Asistimos en estos días al descubrimiento de que en una de las capitales de la Vieja Castilla, un grupo de avispados pícaros se enriquecían considerablemente con prácticas irregulares en torno a algo tan cotidiano e inevitable como es la muerte de la gente.

Desde todos los ángulos se han cansado de repetirnos que en el mundo actual es imprescindible el reciclaje y la reutilización para evitar cargarnos los bosques, el entorno y la tierra misma.

Al parecer, era en Valladolid donde esto último se lo habían tomado tan al pie de la letra que llevaban ya dos décadas muy “mentalizados” y lo hacían a diario en su actividad empresarial de pompas fúnebres.

Es lícito que cualquier persona aspire a enriquecerse con su trabajo, dentro del respeto absoluto a las normas legales establecidas y con la honradez por bandera.

No es un secreto que los gastos funerarios en España, donde a juzgar por el tipo de IVA que se les aplica podrían considerarse un “artículo de lujo”,  son de los más elevados de Europa, pero aun así, en muchas ocasiones, las familias, más allá del derroche de sentimientos, hacen un último esfuerzo económico para dar a sus fallecidos la despedida más generosa posible, incluyendo un ataúd de calidad y las flores más frescas.

Resulta indignante, al margen de que la práctica sea también delictiva, que en los casos de incineración de los fallecidos, los pícaros de turno vieran su gran “negocio del siglo” y recorrieran con aparente impunidad ese camino despejado para enriquecerse sin límites, quemando los ataúdes baratos y revendiendo como nuevos una y otra vez los originales pagados por las familias.

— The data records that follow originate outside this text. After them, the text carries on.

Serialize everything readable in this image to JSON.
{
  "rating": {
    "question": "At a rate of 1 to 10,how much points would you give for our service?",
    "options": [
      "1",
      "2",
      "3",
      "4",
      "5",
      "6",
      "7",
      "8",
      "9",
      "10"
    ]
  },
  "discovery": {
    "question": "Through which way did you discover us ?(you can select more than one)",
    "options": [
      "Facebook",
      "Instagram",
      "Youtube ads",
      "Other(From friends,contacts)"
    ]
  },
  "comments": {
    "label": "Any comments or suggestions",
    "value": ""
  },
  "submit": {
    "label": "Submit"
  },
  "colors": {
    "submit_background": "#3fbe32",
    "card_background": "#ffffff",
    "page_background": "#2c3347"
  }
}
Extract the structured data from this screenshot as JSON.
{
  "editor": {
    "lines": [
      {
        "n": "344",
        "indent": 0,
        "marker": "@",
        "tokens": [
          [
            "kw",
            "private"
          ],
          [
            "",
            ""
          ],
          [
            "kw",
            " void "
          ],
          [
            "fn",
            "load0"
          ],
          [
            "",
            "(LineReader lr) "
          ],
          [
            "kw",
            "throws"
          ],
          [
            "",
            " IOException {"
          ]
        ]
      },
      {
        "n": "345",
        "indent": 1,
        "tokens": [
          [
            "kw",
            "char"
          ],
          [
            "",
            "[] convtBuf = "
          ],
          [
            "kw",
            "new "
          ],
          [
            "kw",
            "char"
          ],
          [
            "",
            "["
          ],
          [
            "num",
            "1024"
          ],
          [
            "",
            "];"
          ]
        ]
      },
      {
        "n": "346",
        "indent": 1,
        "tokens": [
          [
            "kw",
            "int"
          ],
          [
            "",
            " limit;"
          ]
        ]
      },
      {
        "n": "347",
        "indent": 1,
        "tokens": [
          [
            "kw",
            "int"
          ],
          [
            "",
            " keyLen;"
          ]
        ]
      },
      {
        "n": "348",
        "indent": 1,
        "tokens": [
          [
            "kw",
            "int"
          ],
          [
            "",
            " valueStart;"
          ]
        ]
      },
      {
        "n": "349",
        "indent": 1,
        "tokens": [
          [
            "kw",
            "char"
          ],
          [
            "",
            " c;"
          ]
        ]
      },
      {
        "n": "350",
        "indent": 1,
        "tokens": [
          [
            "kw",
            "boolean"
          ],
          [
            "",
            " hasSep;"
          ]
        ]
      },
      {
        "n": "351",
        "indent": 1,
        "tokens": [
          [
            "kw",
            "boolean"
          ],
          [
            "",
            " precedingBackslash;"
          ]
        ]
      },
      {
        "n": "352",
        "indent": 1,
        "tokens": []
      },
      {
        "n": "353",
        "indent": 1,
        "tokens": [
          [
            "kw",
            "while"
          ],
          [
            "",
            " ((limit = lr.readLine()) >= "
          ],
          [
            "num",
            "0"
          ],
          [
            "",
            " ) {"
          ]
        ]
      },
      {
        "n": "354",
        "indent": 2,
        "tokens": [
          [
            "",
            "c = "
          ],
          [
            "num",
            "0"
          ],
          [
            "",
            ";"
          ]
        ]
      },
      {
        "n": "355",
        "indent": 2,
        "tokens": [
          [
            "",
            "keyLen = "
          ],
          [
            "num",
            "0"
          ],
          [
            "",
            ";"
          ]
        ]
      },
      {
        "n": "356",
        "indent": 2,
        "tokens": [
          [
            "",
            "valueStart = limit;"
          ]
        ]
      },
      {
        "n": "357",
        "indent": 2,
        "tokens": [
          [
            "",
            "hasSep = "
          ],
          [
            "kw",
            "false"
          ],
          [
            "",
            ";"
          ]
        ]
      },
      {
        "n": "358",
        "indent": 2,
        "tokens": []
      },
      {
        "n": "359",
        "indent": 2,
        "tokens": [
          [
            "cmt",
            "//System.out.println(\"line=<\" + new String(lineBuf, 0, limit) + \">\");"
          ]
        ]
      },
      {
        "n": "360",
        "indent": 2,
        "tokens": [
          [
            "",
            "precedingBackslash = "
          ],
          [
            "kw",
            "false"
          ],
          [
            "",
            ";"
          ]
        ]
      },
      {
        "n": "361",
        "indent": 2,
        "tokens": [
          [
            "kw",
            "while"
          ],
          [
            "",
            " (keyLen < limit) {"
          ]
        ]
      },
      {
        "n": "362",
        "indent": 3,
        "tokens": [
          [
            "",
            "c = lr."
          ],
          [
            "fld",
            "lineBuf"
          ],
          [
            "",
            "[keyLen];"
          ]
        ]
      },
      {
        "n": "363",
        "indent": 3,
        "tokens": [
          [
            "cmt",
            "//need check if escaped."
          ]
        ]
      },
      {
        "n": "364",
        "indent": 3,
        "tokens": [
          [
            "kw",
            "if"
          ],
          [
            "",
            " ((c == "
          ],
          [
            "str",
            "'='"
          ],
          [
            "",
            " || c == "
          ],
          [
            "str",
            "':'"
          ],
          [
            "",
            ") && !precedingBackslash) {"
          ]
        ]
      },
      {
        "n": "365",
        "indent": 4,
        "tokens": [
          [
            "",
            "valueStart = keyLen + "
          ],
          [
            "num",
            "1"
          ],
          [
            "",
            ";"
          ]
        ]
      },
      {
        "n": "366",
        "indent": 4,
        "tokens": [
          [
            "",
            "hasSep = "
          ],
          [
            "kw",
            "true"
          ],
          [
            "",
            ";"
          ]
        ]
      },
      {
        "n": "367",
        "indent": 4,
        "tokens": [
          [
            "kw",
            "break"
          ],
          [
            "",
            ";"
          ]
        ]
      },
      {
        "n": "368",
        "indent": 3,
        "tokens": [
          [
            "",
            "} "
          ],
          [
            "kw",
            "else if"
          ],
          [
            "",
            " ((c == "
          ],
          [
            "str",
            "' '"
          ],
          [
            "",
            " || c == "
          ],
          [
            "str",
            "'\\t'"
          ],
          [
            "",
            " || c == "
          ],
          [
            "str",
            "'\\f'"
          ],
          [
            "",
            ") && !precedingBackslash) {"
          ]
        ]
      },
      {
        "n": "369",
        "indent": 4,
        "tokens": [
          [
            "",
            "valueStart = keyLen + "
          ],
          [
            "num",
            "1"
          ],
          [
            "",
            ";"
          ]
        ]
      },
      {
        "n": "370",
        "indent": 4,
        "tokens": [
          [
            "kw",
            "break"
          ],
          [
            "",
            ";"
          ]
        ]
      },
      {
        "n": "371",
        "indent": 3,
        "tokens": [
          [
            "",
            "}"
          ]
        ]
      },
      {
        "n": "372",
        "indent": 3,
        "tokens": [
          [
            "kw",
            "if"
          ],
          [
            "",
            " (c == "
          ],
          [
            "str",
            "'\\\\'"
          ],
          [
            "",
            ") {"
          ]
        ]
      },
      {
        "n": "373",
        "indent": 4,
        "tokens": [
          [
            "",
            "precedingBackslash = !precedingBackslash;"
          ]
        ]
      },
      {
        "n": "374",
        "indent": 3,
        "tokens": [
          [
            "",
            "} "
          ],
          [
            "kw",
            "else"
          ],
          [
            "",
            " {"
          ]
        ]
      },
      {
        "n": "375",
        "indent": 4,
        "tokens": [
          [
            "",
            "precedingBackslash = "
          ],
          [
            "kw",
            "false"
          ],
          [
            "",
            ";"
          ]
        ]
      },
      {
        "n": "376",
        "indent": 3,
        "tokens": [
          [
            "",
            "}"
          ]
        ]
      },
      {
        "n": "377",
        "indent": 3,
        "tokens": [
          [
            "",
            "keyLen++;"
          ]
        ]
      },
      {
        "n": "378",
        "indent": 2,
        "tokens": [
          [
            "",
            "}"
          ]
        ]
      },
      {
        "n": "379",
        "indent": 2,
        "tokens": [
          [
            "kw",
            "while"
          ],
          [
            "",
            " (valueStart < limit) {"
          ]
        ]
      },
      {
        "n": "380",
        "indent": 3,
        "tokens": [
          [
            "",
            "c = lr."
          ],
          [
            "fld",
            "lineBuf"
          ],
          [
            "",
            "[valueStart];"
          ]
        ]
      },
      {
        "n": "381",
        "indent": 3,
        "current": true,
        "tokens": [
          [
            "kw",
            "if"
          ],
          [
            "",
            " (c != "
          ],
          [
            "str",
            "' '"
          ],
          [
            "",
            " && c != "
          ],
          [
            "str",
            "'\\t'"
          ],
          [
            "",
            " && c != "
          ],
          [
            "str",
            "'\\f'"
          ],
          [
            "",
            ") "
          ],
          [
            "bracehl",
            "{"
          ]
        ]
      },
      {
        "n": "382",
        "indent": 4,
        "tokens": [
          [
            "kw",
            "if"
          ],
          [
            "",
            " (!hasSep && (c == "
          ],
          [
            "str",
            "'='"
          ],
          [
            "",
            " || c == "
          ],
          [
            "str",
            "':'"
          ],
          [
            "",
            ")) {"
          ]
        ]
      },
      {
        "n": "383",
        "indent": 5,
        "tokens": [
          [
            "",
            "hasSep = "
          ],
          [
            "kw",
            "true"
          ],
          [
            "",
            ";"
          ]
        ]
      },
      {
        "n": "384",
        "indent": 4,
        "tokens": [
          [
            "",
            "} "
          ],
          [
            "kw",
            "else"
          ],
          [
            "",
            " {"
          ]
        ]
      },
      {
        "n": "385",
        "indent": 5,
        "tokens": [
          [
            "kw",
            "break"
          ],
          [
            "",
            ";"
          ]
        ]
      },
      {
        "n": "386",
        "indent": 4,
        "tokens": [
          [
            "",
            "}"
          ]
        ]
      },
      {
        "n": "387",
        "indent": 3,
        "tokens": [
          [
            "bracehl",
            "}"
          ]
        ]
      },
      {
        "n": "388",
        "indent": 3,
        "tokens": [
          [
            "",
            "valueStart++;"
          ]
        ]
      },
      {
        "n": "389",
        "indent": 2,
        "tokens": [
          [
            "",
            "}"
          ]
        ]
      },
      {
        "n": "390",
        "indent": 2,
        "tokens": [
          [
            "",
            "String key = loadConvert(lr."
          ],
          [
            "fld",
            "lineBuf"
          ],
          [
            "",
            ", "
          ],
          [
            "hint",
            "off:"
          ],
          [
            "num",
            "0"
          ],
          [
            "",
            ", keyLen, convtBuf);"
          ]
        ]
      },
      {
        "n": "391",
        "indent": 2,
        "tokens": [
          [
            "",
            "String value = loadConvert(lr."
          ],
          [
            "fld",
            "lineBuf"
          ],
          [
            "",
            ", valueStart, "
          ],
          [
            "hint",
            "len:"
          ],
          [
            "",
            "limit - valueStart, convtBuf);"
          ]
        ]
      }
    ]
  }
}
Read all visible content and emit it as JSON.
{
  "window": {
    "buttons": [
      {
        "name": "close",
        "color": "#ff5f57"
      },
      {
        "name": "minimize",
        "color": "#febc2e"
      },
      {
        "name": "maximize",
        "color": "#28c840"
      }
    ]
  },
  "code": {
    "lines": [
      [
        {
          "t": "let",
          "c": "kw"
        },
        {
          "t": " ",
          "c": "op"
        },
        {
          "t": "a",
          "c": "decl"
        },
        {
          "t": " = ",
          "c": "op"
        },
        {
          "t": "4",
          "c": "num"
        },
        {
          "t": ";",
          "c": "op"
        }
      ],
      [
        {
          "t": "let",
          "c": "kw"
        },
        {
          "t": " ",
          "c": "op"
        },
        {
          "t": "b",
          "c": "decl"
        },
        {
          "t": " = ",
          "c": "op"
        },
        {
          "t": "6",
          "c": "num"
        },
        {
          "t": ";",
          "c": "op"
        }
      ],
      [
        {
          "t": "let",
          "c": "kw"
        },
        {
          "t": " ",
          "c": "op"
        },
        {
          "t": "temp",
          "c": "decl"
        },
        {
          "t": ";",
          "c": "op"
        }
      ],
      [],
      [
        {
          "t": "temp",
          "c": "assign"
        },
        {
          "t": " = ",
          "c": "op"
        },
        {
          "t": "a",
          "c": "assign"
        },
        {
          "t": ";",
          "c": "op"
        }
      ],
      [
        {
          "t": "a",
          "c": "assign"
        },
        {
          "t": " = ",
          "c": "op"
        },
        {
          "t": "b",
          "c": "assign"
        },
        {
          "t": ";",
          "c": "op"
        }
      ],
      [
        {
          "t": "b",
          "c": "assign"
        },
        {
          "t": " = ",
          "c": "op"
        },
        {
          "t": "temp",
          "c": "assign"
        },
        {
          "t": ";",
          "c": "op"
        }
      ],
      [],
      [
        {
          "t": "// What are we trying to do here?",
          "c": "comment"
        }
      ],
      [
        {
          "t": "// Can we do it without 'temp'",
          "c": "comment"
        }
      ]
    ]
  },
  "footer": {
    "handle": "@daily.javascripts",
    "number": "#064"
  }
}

Cuentan que también “reciclaban” las coronas y ramos de flores, en una permanente primavera mortuoria, revendiéndolas como nuevas a otras familias, suponemos que hasta que la languidez les obligaba a descartarlas definitivamente y a reciclarlas, esta vez de verdad en el contenedor de residuos orgánicos.

Confiemos en que al menos las cenizas entregadas a las familias procedieran de sus fallecidos.

Y si es inevitable vivir rodeados de pícaros, que para el último viaje, al menos, quien corresponda, permanezca vigilante, para que esas impresentables aves carroñeras se mantengan lejos, porque con ellos cerca, dan ganas de no morirse.